To był niesamowity marsz Igi Świątek po zwycięstwo w na kortach Wimbledonu. Polka na swojej drodze pokonała: Polinę Kudiermietową, Caty McNally, Danielle Collins, Clarę Tauson, Ludmiłę Samsonową, Belindę Bencić oraz Amandę Anisimową.
24-latka przez cały turniej na londyńskich kortach przegrała zaledwie jednego seta w starciu z McNally. Natomiast w pozostałych spotkaniach była nie do zatrzymania. Po zdobyciu wymarzonego trofeum na Świątek czekała tradycyjna Kolacja Mistrzów. Raszynianka nie kryła radości i od razu się podzieliła tym ze swoimi fanami.
- Nigdy w życiu nie doświadczyłam czegoś takiego i pewnie już nie doświadczę. To, jak Wimbledon celebruje nasz sport, jest czymś zupełnie innym.

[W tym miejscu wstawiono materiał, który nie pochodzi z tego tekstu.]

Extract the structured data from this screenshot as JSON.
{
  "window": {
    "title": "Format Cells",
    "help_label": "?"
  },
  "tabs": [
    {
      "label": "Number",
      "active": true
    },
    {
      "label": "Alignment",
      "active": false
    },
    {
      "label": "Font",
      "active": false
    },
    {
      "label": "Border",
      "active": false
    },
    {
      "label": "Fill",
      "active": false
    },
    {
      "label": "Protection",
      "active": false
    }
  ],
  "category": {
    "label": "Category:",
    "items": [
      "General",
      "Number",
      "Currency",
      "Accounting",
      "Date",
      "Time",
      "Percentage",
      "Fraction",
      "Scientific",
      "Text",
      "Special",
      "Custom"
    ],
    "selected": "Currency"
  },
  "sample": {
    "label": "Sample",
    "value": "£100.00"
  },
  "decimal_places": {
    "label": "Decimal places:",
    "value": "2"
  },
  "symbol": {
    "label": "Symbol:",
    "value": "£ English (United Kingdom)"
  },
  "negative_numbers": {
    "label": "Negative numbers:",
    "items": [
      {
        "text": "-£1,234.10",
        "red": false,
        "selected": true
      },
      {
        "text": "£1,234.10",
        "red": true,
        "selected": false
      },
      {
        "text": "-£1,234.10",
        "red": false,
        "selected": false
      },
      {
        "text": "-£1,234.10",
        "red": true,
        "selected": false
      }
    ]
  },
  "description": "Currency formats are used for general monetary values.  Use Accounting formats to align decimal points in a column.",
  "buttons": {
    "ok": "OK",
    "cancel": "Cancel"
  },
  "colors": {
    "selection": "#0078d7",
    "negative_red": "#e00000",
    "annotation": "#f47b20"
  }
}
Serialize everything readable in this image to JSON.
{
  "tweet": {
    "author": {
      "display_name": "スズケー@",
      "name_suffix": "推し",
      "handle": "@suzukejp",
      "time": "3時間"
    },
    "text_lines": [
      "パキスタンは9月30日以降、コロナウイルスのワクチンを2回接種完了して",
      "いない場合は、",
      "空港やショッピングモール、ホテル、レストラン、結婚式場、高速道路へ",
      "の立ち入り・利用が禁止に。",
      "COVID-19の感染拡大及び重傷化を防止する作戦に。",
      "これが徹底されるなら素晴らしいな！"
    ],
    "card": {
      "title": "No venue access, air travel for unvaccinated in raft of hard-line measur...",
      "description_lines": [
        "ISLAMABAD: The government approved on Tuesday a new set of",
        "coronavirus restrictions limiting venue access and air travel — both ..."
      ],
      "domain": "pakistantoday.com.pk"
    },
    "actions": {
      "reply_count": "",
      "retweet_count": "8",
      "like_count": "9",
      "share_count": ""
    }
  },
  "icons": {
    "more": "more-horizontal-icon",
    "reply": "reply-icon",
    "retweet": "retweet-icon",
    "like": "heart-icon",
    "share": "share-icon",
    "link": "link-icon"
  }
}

Będę zawsze pielęgnować w sobie te emocje. Dziękuję wam bardzo. Gratuluję Jannik tego, że spełniłeś swoje marzenia. Cieszę się za ciebie i twój team - napisała.
Te wyniki są imponujące! Tylu kibiców śledziło finał Igi Świątek
Nie jest tajemnicą, że mecze Świątek cieszą się ogromną popularnością. Na profilu "Polsatu Sport" została przedstawiona dokładna liczba, ilu widzów oglądało jej poczynania w finale Wimbledonu.
- 4,5 miliona widzów oglądało w Polsacie i Polsacie Sport 1 finał legendarnego Wimbledonu z udziałem Igi Świątek! Oznacza to, że co piąty telewidz w Polsce spędził sobotnie popołudnie razem z Telewizją Polsat, wspierając Polkę w drodze do jej pierwszego triumfu w najsłynniejszym turnieju tenisowym świata! - można przeczytać.
Świątek przełamała złą passę i po wielu miesiącach wróciła z niesamowitą formą w wielkim stylu. Polka zaliczyła awans w rankingu WTA, co jest dobrym prognostykiem, aby wrócić na szczyt.